Iron & Wine - Naked As We Came


"I lay smiling, like our sleeping children. One of us will die inside these arms."
Sam Beam has got to have one of the most soothing voices that God has ever given a human. Sufjan is one of his close rivals, in my book. "Naked As We Came," with its tenderly picked, lone guitar accompaniment, shows Sam's voice at its most tender, gently assuring his love that peacefulness, unbound by materialism, is the beginning and end of their destinies.

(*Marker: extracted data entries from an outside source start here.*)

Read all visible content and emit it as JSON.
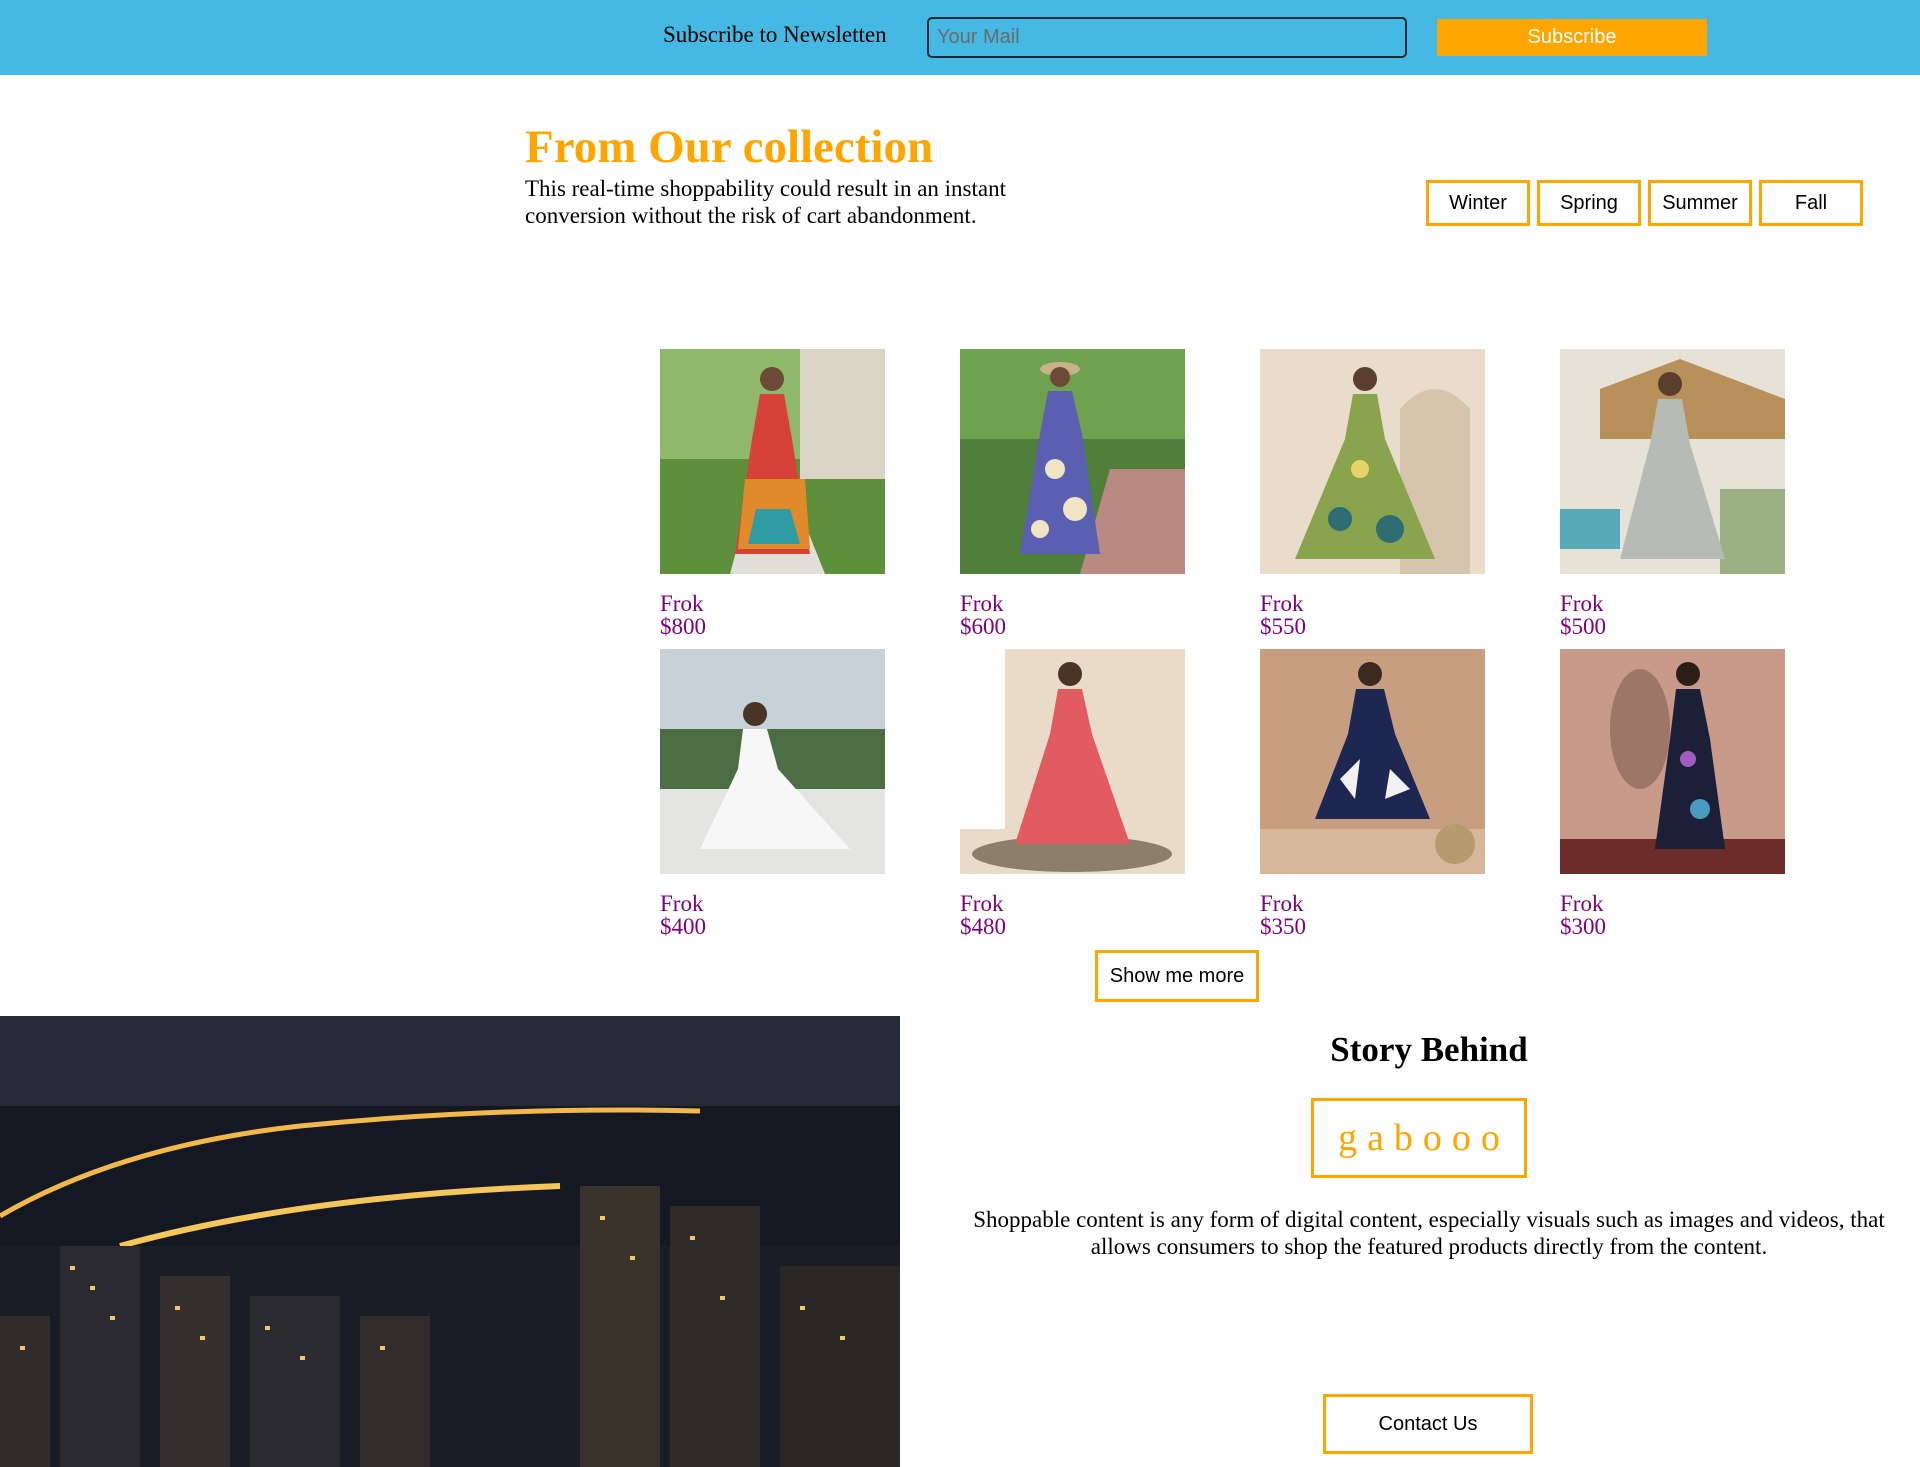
{
  "newsletter": {
    "label": "Subscribe to Newsletten",
    "email_placeholder": "Your Mail",
    "subscribe_label": "Subscribe",
    "bar_color": "#45b8e4",
    "button_color": "#ffa500"
  },
  "collection": {
    "title": "From Our collection",
    "description": "This real-time shoppability could result in an instant conversion without the risk of cart abandonment.",
    "tabs": [
      "Winter",
      "Spring",
      "Summer",
      "Fall"
    ],
    "accent_color": "#ffa500"
  },
  "products": [
    {
      "name": "Frok",
      "price": "$800",
      "photo": "model in multicolour floral maxi dress outdoors"
    },
    {
      "name": "Frok",
      "price": "$600",
      "photo": "model in blue floral dress with sun hat in garden"
    },
    {
      "name": "Frok",
      "price": "$550",
      "photo": "model in green floral flared dress"
    },
    {
      "name": "Frok",
      "price": "$500",
      "photo": "model in grey printed tiered dress by pool"
    },
    {
      "name": "Frok",
      "price": "$400",
      "photo": "model in white flared gown on terrace"
    },
    {
      "name": "Frok",
      "price": "$480",
      "photo": "model in red printed dress indoors"
    },
    {
      "name": "Frok",
      "price": "$350",
      "photo": "model in navy printed dress"
    },
    {
      "name": "Frok",
      "price": "$300",
      "photo": "model in dark floral maxi dress"
    }
  ],
  "show_more_label": "Show me more",
  "story": {
    "title": "Story Behind",
    "brand": "gabooo",
    "text": "Shoppable content is any form of digital content, especially visuals such as images and videos, that allows consumers to shop the featured products directly from the content.",
    "contact_label": "Contact Us",
    "photo": "night city skyline with lit sea bridge"
  }
}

Explosions In the Sky - First Breath After Coma

Like Sigur Ros' "Vaka," and like most post-rock, this song is best enjoyed in a quiet place where you don't have to concentrate on anything but the music where it takes your imagination. I love the ebb and flow of tension, building with each entry of the drums and releasing which each final splash of cymbals. It's another physically therapeutic song (and album) for me.


Mogwai - How to Be a Werewolf

I absolutely love this video. If you've made it this far in the post, please take 2 minutes to watch it. There is something serene, triumphant, and peaceful about the combination of Mogwai's deliberate crescendo and the lone, steady journey of the biker through the rainy hills.


Fleet Foxes - Meadowlarks

"I do believe you gave it your best try. My hummingbird, sing to me."
 I am going to sing this song to my babies as a lullaby. 


Thomas Newman - Nemo Egg


I know Marlin's face in the thumbnail isn't very relaxing! But, for 99% of the human population who has seen Finding Nemo, this tender, oceanic melody is enough to bring tears to the eyes. Newman conveys in sound here the feeling of being underwater and parental love, all in like two minutes. My wife and I listen to this often when we need to unwind.


Gregory Alan Isakov - Second Chances

"If it weren't for second chances, we'd all be alone."
So often, my anxiety comes because of my perfectionism. I want, obsessively, to be the best husband, friend, student, employee, whatever that I can be, and whenever I my mortality shows in that regard, I get really stressed. My sweet wife included this song as the last one on the playlist that made me fall in love with her, and whenever I slip up, she reminds me of that wonderful chorus line.